In 2020, the Imperial County Air Pollution Control District slapped the state and feds with notices of violation for failing to complete dust-control projects. The Imperial Irrigation District wants the state to act, too, citing the 2003 water transfer agreement. California politicians argue the federal government needs to step up because the Bureau of Reclamation owns much of the land underneath the lake. The feds insist they occupy a supporting role, and agency heads from Reclamation and the U.S. Fish and Wildlife Service refused to attend a September congressional hearing to discuss the government’s role in cleaning up the lake.

The people in Salton City and other towns around the retreating lake are still waiting.

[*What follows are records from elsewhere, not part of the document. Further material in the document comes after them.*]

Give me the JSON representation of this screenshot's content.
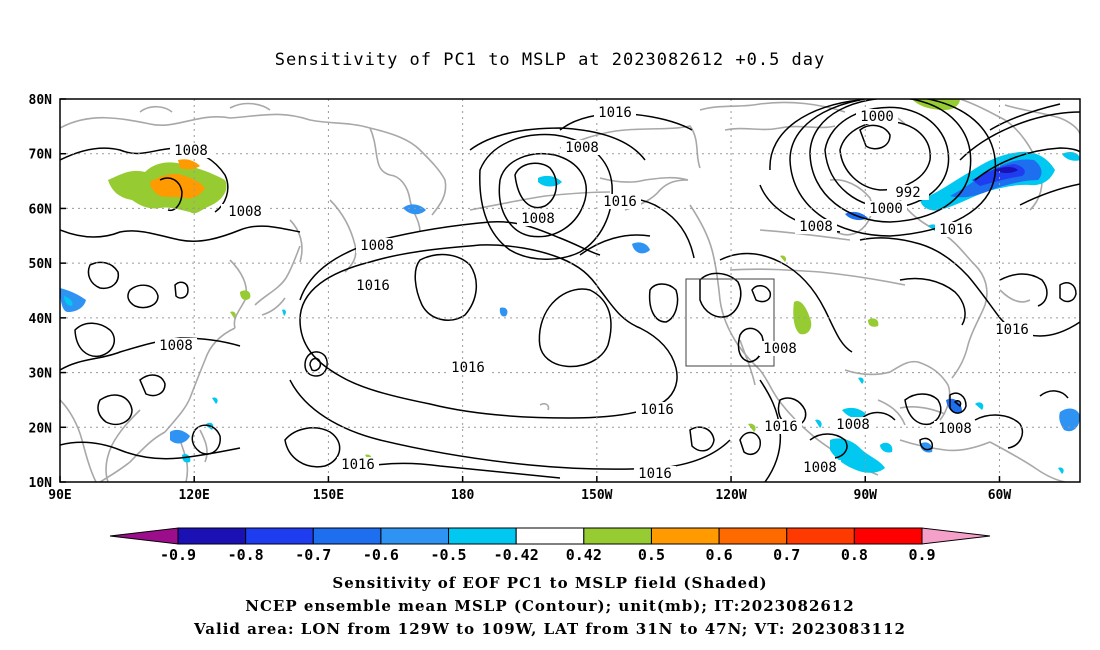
{
  "title": "Sensitivity of PC1 to MSLP at 2023082612 +0.5 day",
  "lat_labels": [
    "80N",
    "70N",
    "60N",
    "50N",
    "40N",
    "30N",
    "20N",
    "10N"
  ],
  "lon_labels": [
    "90E",
    "120E",
    "150E",
    "180",
    "150W",
    "120W",
    "90W",
    "60W"
  ],
  "contour_labels": [
    "1016",
    "1008",
    "1000",
    "992",
    "1000",
    "1008",
    "1016",
    "1008",
    "1016",
    "1008",
    "1016",
    "1016",
    "1016",
    "1008",
    "1016",
    "1016",
    "1008",
    "1016",
    "1008",
    "1008",
    "1008",
    "1008",
    "1016",
    "1016",
    "1008"
  ],
  "colorbar": {
    "ticks": [
      "-0.9",
      "-0.8",
      "-0.7",
      "-0.6",
      "-0.5",
      "-0.42",
      "0.42",
      "0.5",
      "0.6",
      "0.7",
      "0.8",
      "0.9"
    ],
    "colors": [
      "#9c0d8c",
      "#1a10b4",
      "#1e3cf0",
      "#1e6ef0",
      "#2e93f2",
      "#00c8f0",
      "#ffffff",
      "#96cc32",
      "#ff9a00",
      "#ff6a00",
      "#ff3a00",
      "#ff0000",
      "#f5a0c8"
    ]
  },
  "captions": [
    "Sensitivity of EOF PC1 to MSLP field (Shaded)",
    "NCEP ensemble mean MSLP (Contour); unit(mb); IT:2023082612",
    "Valid area: LON from 129W to 109W, LAT from 31N to 47N; VT: 2023083112"
  ]
}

For Juarez, who began working in the fields when she was just 15, the clock is ticking on the American dream her family built in the California desert. It’s difficult to find hope in stepwise permit approvals while dust fights through cracks in her home. She takes her children to the doctor every six months and worries about Lihan. “I’m nervous, and I’m scared to see my son like that,” Juarez said.

She doesn’t want to move away but is finally considering it. “I don’t want to stay here and see my kids sick,” she said.